For the test DB I provision 1 Disk for the SQL log files, and 6 disks for the data files.  Temp and the other system DB files are left unchanged.  Nothing is tuned or tweaked on the Nutanix side, everything is setup as per standard best practices – no “benchmark specials”.

SQL Server TPCC Scaling

Load is being generated by HammerDB configured to run the OLTP database workload.  I get a little over 1Million SQL transactions per minute (TPM) on a single Nutanix node.  The scaling is more-or-less linear, yielding 4.2 Million TPM  with 4 Nutanix nodes, which fit in a single 2U chassis . Each node is running both the DB itself, and the shared storage using NDFS.  I stopped at 6 nodes, because that’s all I had access to at the time.

The thing that blew me away in this was just how simple it had been.  Prior to using SQL server, I had been trying to set up Oracle to do the same workload.  It was a huge effort that took me back to the 1990’s, configuring kernel parameters by hand – just to stand up the DB.  I’ll come back to Oracle at a later date.

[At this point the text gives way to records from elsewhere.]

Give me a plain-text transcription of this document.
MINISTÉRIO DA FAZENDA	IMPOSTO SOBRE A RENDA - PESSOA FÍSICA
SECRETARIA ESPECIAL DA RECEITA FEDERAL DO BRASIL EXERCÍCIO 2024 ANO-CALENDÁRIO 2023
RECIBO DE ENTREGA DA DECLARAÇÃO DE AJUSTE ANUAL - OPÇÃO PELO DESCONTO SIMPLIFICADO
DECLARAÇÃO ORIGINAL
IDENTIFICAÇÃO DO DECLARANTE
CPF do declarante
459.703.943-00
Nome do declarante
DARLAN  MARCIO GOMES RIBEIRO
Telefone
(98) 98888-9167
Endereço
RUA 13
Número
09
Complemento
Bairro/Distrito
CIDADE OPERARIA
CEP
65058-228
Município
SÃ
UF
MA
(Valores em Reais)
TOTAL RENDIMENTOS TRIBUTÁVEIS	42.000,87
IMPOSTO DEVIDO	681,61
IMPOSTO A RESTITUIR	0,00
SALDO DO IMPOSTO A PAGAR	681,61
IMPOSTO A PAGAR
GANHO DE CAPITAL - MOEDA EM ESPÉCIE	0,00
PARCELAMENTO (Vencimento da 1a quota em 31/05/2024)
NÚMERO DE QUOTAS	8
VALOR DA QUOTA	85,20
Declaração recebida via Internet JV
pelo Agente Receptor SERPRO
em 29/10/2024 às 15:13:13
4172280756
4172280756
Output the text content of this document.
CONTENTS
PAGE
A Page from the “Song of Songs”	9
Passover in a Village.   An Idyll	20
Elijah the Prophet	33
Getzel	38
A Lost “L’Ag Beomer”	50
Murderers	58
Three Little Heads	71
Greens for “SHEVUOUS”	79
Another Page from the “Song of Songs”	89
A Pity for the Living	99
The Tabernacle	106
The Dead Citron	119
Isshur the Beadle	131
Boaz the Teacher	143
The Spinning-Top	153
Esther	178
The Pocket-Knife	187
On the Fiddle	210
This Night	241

My SQL Server is configured with 16 vCPU’s and 64GB of RAM, so that the SQL server VM itself has as many resources as possible, so as not to be the bottleneck.

I use the following flags on SQL server.  In SQL terminology these are known as traceflags which are set in the SQL console (I used “DBCC trace status” to display the following.  These are fairly standard and are mentioned in our best practice guide.

Screen Shot 2014-11-30 at 8.38.45 PM

One thing I did change from the norm was to set the target recovery time to 240 seconds, rather than let SQL server determine the recovery time dynamically.  I found that in the benchmarking scenario, SQL server would not do any background flushing at all,  and then suddenly would checkpoint a huge amount of data which caused the TPM to fluctuate wildly.  With the recovery time hard coded to 240 seconds, the background page flusher keeps up with the incoming workload, and does not need to issue huge checkpoints.  My guess is that in real (non benchmark conditions) SQL server waits for the incoming work to drop-off and issues the checkpoint at that time.  Since my benchmark never backs off, SQL server eventually has to issue the checkpoint.

Screen Shot 2014-11-26 at 5.39.07 PM